Quantum-tunnelling deep neural network for optical illusion recognition

TL;DR

This paper introduces a quantum-tunnelling inspired deep neural network that effectively recognizes optical illusions, demonstrating potential advantages over traditional activation functions and aligning with biological and quantum information processing principles.

Contribution

The paper presents a novel QT-based DNN architecture for optical illusion recognition, highlighting its superiority and biological relevance compared to existing models.

Findings

QT-DNN successfully recognizes optical illusions like humans.

QT-based activation functions outperform traditional ones.
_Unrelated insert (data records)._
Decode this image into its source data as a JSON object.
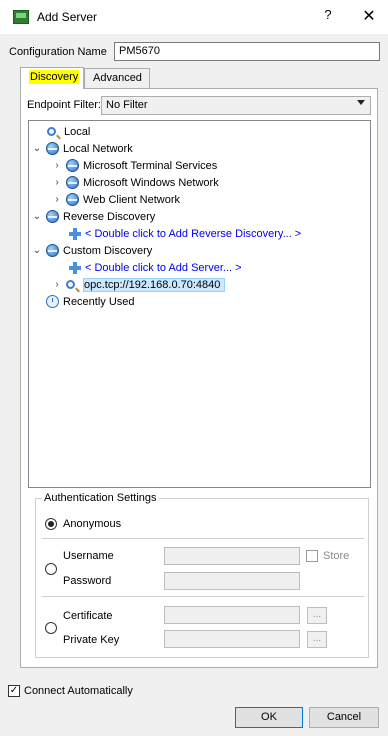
{
  "window": {
    "title": "Add Server",
    "help_label": "?",
    "close_label": "✕"
  },
  "config": {
    "label": "Configuration Name",
    "value": "PM5670"
  },
  "tabs": [
    {
      "label": "Discovery"
    },
    {
      "label": "Advanced"
    }
  ],
  "filter": {
    "label": "Endpoint Filter:",
    "value": "No Filter"
  },
  "tree": {
    "local": "Local",
    "local_network": "Local Network",
    "ms_terminal": "Microsoft Terminal Services",
    "ms_windows": "Microsoft Windows Network",
    "web_client": "Web Client Network",
    "reverse_discovery": "Reverse Discovery",
    "add_reverse": "< Double click to Add Reverse Discovery... >",
    "custom_discovery": "Custom Discovery",
    "add_server": "< Double click to Add Server... >",
    "opc_url": "opc.tcp://192.168.0.70:4840",
    "recently_used": "Recently Used"
  },
  "auth": {
    "legend": "Authentication Settings",
    "anonymous": "Anonymous",
    "username": "Username",
    "password": "Password",
    "store": "Store",
    "certificate": "Certificate",
    "private_key": "Private Key",
    "browse": "..."
  },
  "footer": {
    "connect_auto": "Connect Automatically",
    "checkmark": "✓",
    "ok": "OK",
    "cancel": "Cancel"
  },
  "icons": {
    "expanded": "⌄",
    "collapsed": "›"
  },
  "colors": {
    "highlight": "#ffff00",
    "link": "#0000ee",
    "selection": "#cce8ff"
  }
}
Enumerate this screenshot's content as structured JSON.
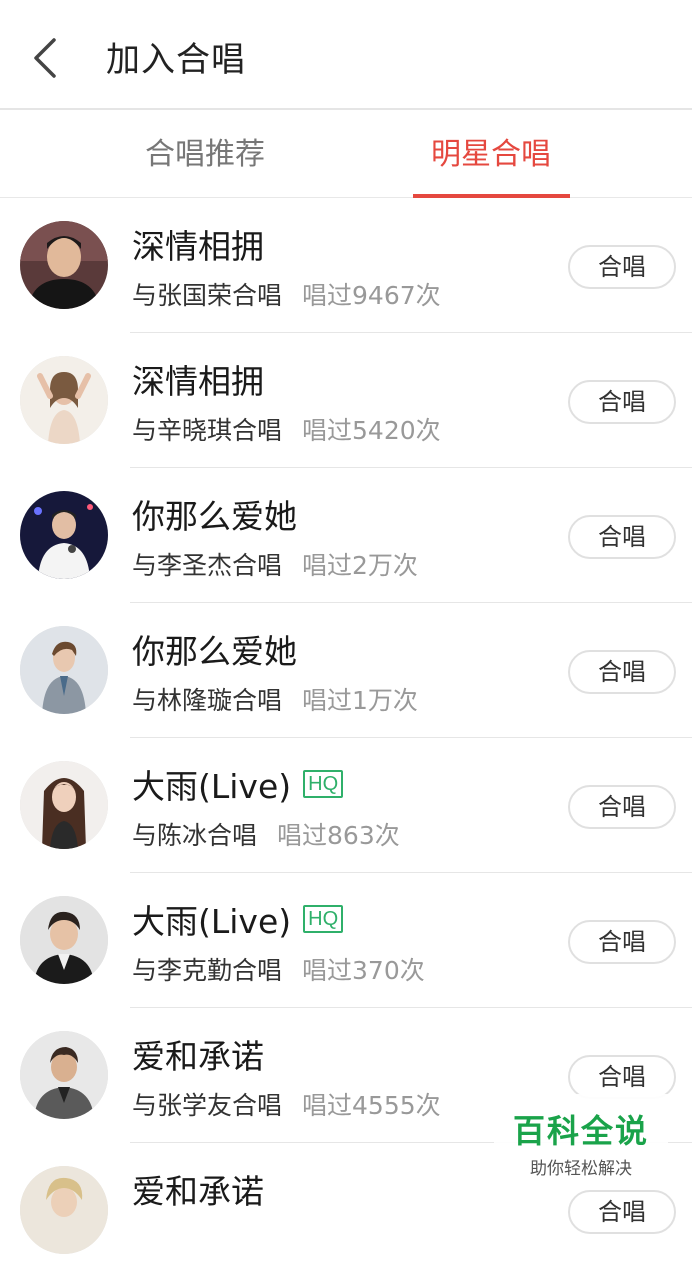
{
  "header": {
    "title": "加入合唱",
    "back_icon": "chevron-left-icon"
  },
  "tabs": [
    {
      "label": "合唱推荐",
      "active": false
    },
    {
      "label": "明星合唱",
      "active": true
    }
  ],
  "colors": {
    "accent": "#e5483f",
    "hq": "#2fb06a",
    "watermark": "#1aa34a"
  },
  "list": [
    {
      "song": "深情相拥",
      "hq": "",
      "artist": "与张国荣合唱",
      "count": "唱过9467次",
      "button": "合唱"
    },
    {
      "song": "深情相拥",
      "hq": "",
      "artist": "与辛晓琪合唱",
      "count": "唱过5420次",
      "button": "合唱"
    },
    {
      "song": "你那么爱她",
      "hq": "",
      "artist": "与李圣杰合唱",
      "count": "唱过2万次",
      "button": "合唱"
    },
    {
      "song": "你那么爱她",
      "hq": "",
      "artist": "与林隆璇合唱",
      "count": "唱过1万次",
      "button": "合唱"
    },
    {
      "song": "大雨(Live)",
      "hq": "HQ",
      "artist": "与陈冰合唱",
      "count": "唱过863次",
      "button": "合唱"
    },
    {
      "song": "大雨(Live)",
      "hq": "HQ",
      "artist": "与李克勤合唱",
      "count": "唱过370次",
      "button": "合唱"
    },
    {
      "song": "爱和承诺",
      "hq": "",
      "artist": "与张学友合唱",
      "count": "唱过4555次",
      "button": "合唱"
    },
    {
      "song": "爱和承诺",
      "hq": "",
      "artist": "",
      "count": "",
      "button": "合唱"
    }
  ],
  "watermark": {
    "main": "百科全说",
    "sub": "助你轻松解决"
  }
}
The model aligns with biology-inspired and quantum information principles.

Abstract

The discovery of the quantum tunnelling (QT) effect -- the transmission of particles through a high potential barrier -- was one of the most impressive achievements of quantum mechanics made in the 1920s. Responding to the contemporary challenges, I introduce a deep neural network (DNN) architecture that processes information using the effect of QT. I demonstrate the ability of QT-DNN to recognise optical illusions like a human. Tasking QT-DNN to simulate human perception of the Necker cube and Rubin's vase, I provide arguments in favour of the superiority of QT-based activation functions over the activation functions optimised for modern applications in machine vision, also showing that, at the fundamental level, QT-DNN is closely related to biology-inspired DNNs and models based on the principles of quantum information processing.